LS: Isn't it interesting that the US and the regime of Hamid Karzai are now again negotiating with the Taliban about TAPI, the Turkmenistan-Afghanistan-Pakistan-India pipeline?
LS: What is this? Is this a historical joke?
KK: It is. You can call a kind of Treppenwitz der Geschichte, there is no real English translation to that.  But I remember fairly well that the first duty trip outside by Karzai when he was elected in 2002 was exactly to Ashgabat, Turkmenistan, because of that pipeline. And some people claim that Mr Karzai, who worked in the oil business before, being brought into Afghanistan, was a man of the oil world. Now, I am not so familiar with the details of his CV ...
LS: I believe he was a consultant of Unocal (Union Oil Company of California) ...
KK: ... but I have always given a certain future to that pipeline because it is something that those countries, those receiving countries, especially Pakistan and India, have a vested interest in. And it is something that we can observe on an overall level: pipelines are turning east and are turning south but they are not turning west. And what enforces that picture is also the fairly successful detente between Pakistan and India that we have seen in the past three, four years despite all the other difficult circumstances but a detente between Pakistan and India is going on. And this, I think, was a major step, and if a number of warlords in Afghanistan can agree on the sharing of the profits then I think that pipeline has a certain chance.

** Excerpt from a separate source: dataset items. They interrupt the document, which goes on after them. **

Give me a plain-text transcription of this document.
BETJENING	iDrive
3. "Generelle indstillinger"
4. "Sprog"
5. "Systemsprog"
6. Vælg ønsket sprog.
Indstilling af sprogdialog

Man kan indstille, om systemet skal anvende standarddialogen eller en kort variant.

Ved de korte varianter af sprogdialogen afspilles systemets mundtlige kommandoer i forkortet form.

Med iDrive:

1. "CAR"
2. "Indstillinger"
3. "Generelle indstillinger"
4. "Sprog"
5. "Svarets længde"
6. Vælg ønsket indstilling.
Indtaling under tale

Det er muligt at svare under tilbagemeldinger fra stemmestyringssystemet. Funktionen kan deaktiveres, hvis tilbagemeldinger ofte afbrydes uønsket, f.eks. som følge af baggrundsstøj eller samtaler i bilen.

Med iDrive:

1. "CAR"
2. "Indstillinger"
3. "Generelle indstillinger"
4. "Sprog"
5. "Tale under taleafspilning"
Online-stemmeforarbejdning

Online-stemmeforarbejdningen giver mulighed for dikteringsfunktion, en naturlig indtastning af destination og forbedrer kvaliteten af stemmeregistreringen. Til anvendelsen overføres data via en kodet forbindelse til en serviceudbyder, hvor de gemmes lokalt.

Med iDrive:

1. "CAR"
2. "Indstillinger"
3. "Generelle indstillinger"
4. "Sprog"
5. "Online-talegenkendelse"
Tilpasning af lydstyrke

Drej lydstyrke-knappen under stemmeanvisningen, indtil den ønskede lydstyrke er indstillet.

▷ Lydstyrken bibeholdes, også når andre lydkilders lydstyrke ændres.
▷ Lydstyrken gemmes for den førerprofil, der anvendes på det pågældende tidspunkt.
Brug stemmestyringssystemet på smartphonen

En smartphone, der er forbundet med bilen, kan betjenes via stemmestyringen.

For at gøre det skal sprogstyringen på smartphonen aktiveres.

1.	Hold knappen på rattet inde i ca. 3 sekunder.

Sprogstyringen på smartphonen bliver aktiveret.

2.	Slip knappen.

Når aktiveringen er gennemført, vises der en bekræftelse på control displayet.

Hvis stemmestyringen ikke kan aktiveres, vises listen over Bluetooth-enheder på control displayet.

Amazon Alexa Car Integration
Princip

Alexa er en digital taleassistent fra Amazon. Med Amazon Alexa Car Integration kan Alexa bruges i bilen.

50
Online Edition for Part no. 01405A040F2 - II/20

LS: When you say that those pipelines go to the east and not to the west, it reminds me of one theme in your book and this is the rise of the East, in particular China. And that we might go into an Asian age. Can you elaborate on this one?
KK: Well, the Asian age, I think, has to be taken with a certain prudence. But a lot of indicators nevertheless would for the time being be in favor of let's say a multi-polar world where a number of countries in the south and in the east will have a stronger weight than the north-western hemisphere. And for me one of the main elements to argue for such an option is the way those powers organize their strategies in the resource field; the way people are ready to sacrifice something in order to obtain something; the much higher level of curiosity that we will find among younger generations than we have it in our societies. And here of course it would be difficult to put all the countries into one basket and I personally am not such a partisan of the BRICS acronym because these countries are simply so different. But it is nevertheless interesting. Also I would say against the backdrop of the Edward Snowden case, to see how countries like China and Russia behave in that case in contrast to the western countries.
LS: Now that you mentioned it, how do you evaluate the behavior of continental Europe related to these NSA & Co. revelations?
KK: It is shameful. It is really shameful because I mean the basic concepts - I would not even go into norms - but to me simply the concept of asylum and the concept of freedom of speech, the concept of privacy, secret of postal, telephone et cetera ... our rights ... is simply fundamentally violated. And there is no real rising up, there is a kind of funny duty trip by the German Minister of Interior but there is no real outbreak or revolt of anger by the governments in power.
LS: And they also say, well, there is no economic espionage going on. Do you buy this?